Reply to post: Stupid idea, coding isn't writing a novel!

Microsoft touts real-time over-the-network pair programming in Visual Studio, GitHub ships it

Anonymous Coward
Anonymous Coward

Stupid idea, coding isn't writing a novel!

It becomes obvious that the commercially exploited development tools have reached their current limit if companies suddenly try to sell us this kind of crap. Because who in their right mind would use anything like this?

It's already difficult to administrate a larger team project because although you expect every programmer to do their best to send in flawless code, the reality shows us that everyone can make a mistake. The larger your project grows the more important quality checking will become. And even then most project developers prefer that others (so devs. other than the coder(s) themselves) go over the code manually because humans can often spot certain hiccups better than automations.

This is also one of the reasons VCS can be so extremely invaluable because it allows you to pick out every single commit to check it out, and also apply full control over it. Something tells me that this kind of failsave won't be part of this monstrosity. At least not the first releases because... If you sell people a fully working product then what's left to sell them at a later time?

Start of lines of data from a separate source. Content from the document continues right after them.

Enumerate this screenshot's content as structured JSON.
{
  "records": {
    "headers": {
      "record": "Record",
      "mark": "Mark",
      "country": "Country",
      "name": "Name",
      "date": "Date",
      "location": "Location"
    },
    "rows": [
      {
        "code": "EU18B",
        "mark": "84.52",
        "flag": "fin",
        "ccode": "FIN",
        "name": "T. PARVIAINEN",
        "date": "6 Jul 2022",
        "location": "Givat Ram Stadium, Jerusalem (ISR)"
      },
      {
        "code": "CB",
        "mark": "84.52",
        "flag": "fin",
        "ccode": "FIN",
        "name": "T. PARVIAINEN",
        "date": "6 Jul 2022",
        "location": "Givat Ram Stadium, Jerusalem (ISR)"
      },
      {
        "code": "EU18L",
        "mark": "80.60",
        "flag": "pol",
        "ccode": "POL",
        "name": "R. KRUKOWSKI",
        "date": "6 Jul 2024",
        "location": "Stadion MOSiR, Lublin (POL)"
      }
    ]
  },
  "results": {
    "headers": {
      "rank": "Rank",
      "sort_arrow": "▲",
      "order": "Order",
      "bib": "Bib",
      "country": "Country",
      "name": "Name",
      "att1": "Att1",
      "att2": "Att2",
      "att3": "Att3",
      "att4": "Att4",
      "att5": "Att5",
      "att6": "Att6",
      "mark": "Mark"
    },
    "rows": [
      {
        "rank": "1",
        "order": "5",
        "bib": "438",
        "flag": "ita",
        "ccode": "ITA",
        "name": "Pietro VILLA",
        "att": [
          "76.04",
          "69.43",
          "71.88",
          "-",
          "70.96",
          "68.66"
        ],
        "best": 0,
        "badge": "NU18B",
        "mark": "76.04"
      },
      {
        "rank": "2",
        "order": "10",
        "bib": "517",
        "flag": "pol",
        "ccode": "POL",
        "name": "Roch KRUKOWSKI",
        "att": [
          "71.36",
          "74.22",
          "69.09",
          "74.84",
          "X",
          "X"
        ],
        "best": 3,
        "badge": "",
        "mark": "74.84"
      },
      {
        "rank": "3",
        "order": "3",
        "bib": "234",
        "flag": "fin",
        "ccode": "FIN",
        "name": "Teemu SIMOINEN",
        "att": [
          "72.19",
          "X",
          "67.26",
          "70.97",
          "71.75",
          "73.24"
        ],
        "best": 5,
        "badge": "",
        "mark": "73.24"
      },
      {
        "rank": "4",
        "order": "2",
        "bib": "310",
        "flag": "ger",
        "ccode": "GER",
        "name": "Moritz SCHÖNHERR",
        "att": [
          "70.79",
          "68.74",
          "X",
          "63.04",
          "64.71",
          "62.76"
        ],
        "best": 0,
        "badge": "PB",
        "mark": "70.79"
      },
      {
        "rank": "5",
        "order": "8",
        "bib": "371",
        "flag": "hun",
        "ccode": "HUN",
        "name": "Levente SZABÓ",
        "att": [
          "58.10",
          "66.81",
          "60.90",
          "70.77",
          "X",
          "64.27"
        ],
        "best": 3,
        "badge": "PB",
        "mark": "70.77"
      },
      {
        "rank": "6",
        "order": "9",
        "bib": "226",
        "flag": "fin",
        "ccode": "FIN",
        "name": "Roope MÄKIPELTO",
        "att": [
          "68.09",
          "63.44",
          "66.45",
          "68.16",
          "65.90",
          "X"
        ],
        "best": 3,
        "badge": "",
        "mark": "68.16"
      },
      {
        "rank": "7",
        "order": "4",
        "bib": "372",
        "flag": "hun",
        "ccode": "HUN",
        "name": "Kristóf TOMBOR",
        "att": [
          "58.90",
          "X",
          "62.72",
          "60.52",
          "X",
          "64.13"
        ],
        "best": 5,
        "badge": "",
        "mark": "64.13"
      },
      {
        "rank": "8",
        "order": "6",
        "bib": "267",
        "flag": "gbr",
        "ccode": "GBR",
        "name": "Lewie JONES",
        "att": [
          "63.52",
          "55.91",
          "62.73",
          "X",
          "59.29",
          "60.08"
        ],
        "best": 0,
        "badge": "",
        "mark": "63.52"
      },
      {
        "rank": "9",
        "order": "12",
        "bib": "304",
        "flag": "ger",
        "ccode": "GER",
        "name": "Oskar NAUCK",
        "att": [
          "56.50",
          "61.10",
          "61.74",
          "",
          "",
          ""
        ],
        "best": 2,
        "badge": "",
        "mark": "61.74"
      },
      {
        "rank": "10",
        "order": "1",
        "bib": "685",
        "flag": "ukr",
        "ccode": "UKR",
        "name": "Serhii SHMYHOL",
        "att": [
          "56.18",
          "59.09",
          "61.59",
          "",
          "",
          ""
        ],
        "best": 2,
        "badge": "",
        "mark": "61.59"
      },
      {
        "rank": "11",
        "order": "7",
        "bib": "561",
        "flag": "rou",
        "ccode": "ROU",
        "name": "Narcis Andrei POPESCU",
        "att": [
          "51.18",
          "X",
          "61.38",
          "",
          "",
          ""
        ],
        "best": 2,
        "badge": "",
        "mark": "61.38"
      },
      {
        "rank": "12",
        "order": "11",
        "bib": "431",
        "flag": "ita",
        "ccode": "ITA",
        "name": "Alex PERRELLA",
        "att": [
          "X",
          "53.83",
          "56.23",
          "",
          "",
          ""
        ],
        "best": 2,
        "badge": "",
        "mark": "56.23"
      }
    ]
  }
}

Sure; if you use this system to get someone else to go over your code to spot mishaps then I'm confident that it'll work and can become a valuable tool. But that's not pair programming, one person wouldn't be programing but merely quality checking.

But to actually program on the same thing together both participants would have to know exactly what the goal is. So: the initial programmer would first have to explain the goal, how to reach it, what to do and what not to do (for example: with Java you'd either want getters and setters or not, or you want private's because this will be stand alone or you recon that it might become part of something bigger so lets go for protected instead) and then also you'd have to divide your tasks. Who does what?

So my dilemma: wouldn't all that time spend on getting the coding strategy explained be much better spent on the actual coding?

I wonder how long before we can see this scheme used to excuse ones coding mishaps.. "Yes, the code was crappy as heck but it wasn't my fault. My coding pairing buddy made a mess, not me. So you shouldn't be criticizing me (even though I sent in the code in the first place)...".